In this article on the politics of UBB, I saw this quote from the Liberal party:
“We fundamentally disagree with the Commission’s description of the Internet as analogous to a utility or the provision of electricity or water. Electricity and water are both limited resources. The transfer of electricity and water are limited both by supply of the good and size of the pipe. Data over the Internet however, is unlimited. While the size of the pipe may be constrained, the amount of data is not. A more appropriate analogy is a highway, in this case an information highway.”
The only thing that’s worse about people who don’t know about technology trying to talk like they do is people who don’t know about technology trying to set policy on it.
Even looking at their supposed analogy – a highway – this is still ridiculous. It costs significantly more to run and maintain an 8-lane highway that handles 1 million cars a day compared to 1 thousand, right? Maintenance costs, policing, monitoring, etc. It’s not free to add more cars once the road is built. The cost to add one more car can probably be considered to be zero (which isn’t exactly true – we’re rounding it to zero), which I think is why people incorrectly assume you can add any number of cars for free.

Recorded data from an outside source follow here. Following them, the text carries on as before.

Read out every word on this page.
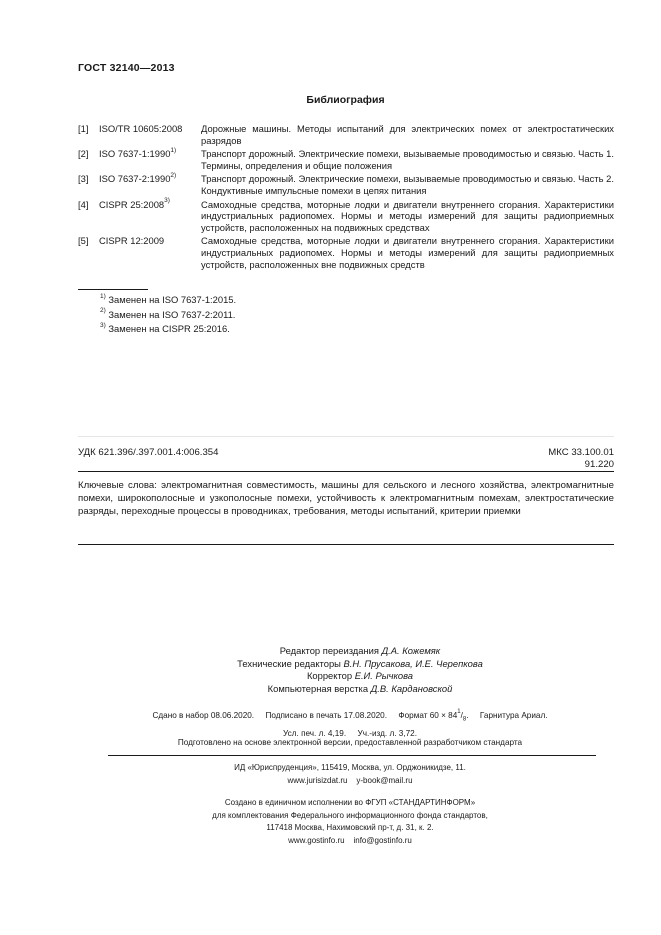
ГОСТ 32140—2013
Библиография
[1]	ISO/TR 10605:2008	Дорожные машины. Методы испытаний для электрических помех от электростатических разрядов
[2]	ISO 7637-1:1990$^{1)}$	Транспорт дорожный. Электрические помехи, вызываемые проводимостью и связью. Часть 1. Термины, определения и общие положения
[3]	ISO 7637-2:1990$^{2)}$	Транспорт дорожный. Электрические помехи, вызываемые проводимостью и связью. Часть 2. Кондуктивные импульсные помехи в цепях питания
[4]	CISPR 25:2008$^{3)}$	Самоходные средства, моторные лодки и двигатели внутреннего сгорания. Характеристики индустриальных радиопомех. Нормы и методы измерений для защиты радиоприемных устройств, расположенных на подвижных средствах
[5]	CISPR 12:2009	Самоходные средства, моторные лодки и двигатели внутреннего сгорания. Характеристики индустриальных радиопомех. Нормы и методы измерений для защиты радиоприемных устройств, расположенных вне подвижных средств
$^{1)}$ Заменен на ISO 7637-1:2015.
$^{2)}$ Заменен на ISO 7637-2:2011.
$^{3)}$ Заменен на CISPR 25:2016.
УДК 621.396/.397.001.4:006.354	МКС 33.100.01
91.220
Ключевые слова: электромагнитная совместимость, машины для сельского и лесного хозяйства, электромагнитные помехи, широкополосные и узкополосные помехи, устойчивость к электромагнитным помехам, электростатические разряды, переходные процессы в проводниках, требования, методы испытаний, критерии приемки
Редактор переиздания Д.А. Кожемяк
Технические редакторы В.Н. Прусакова, И.Е. Черепкова
Корректор Е.И. Рычкова
Компьютерная верстка Д.В. Кардановской
Сдано в набор 08.06.2020. Подписано в печать 17.08.2020. Формат $60 \times 84^1/_8$. Гарнитура Ариал.
Усл. печ. л. 4,19. Уч.-изд. л. 3,72.
Подготовлено на основе электронной версии, предоставленной разработчиком стандарта
ИД «Юриспруденция», 115419, Москва, ул. Орджоникидзе, 11.
www.jurisizdat.ru y-book@mail.ru
Создано в единичном исполнении во ФГУП «СТАНДАРТИНФОРМ»
для комплектования Федерального информационного фонда стандартов,
117418 Москва, Нахимовский пр-т, д. 31, к. 2.
www.gostinfo.ru info@gostinfo.ru
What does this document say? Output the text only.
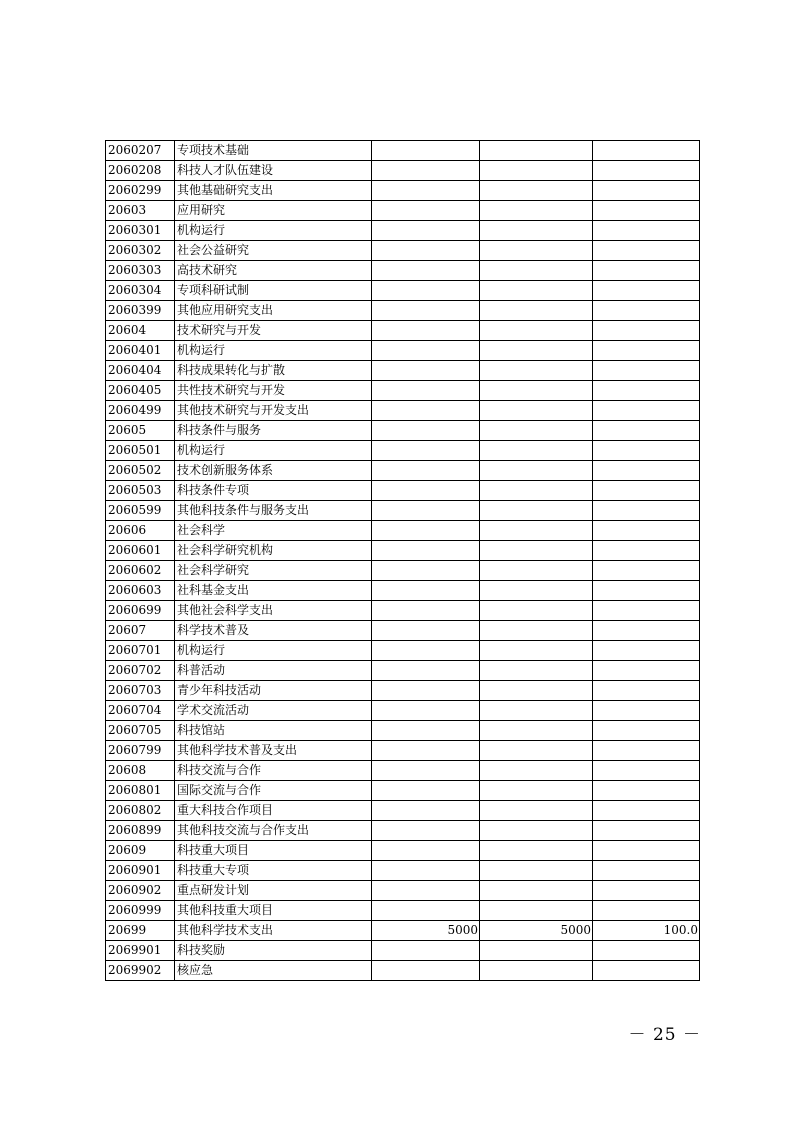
2060207	专项技术基础			
2060208	科技人才队伍建设			
2060299	其他基础研究支出			
20603	应用研究			
2060301	机构运行			
2060302	社会公益研究			
2060303	高技术研究			
2060304	专项科研试制			
2060399	其他应用研究支出			
20604	技术研究与开发			
2060401	机构运行			
2060404	科技成果转化与扩散			
2060405	共性技术研究与开发			
2060499	其他技术研究与开发支出			
20605	科技条件与服务			
2060501	机构运行			
2060502	技术创新服务体系			
2060503	科技条件专项			
2060599	其他科技条件与服务支出			
20606	社会科学			
2060601	社会科学研究机构			
2060602	社会科学研究			
2060603	社科基金支出			
2060699	其他社会科学支出			
20607	科学技术普及			
2060701	机构运行			
2060702	科普活动			
2060703	青少年科技活动			
2060704	学术交流活动			
2060705	科技馆站			
2060799	其他科学技术普及支出			
20608	科技交流与合作			
2060801	国际交流与合作			
2060802	重大科技合作项目			
2060899	其他科技交流与合作支出			
20609	科技重大项目			
2060901	科技重大专项			
2060902	重点研发计划			
2060999	其他科技重大项目			
20699	其他科学技术支出	5000	5000	100.0
2069901	科技奖励			
2069902	核应急			
－ 25 －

The same is true for data transmission. The infrastructure and costs associated with increasing data capacity at a data center aren’t just the fixed cost of adding more lines. Hardware needs upgraded and maintenance and monitoring all go up. Again, transferring 1 more byte is free. Transferring 100 more terabytes isn’t free.
I still think some form of UBB is fine and inevitable (almost all of us already have it) but the rates are way too high, especially those proposed by the CRTC to charge resellers. They proposed charging $2/GB and I’m sure it doesn’t cost Bell anywhere close to that to move a GB, all costs considered.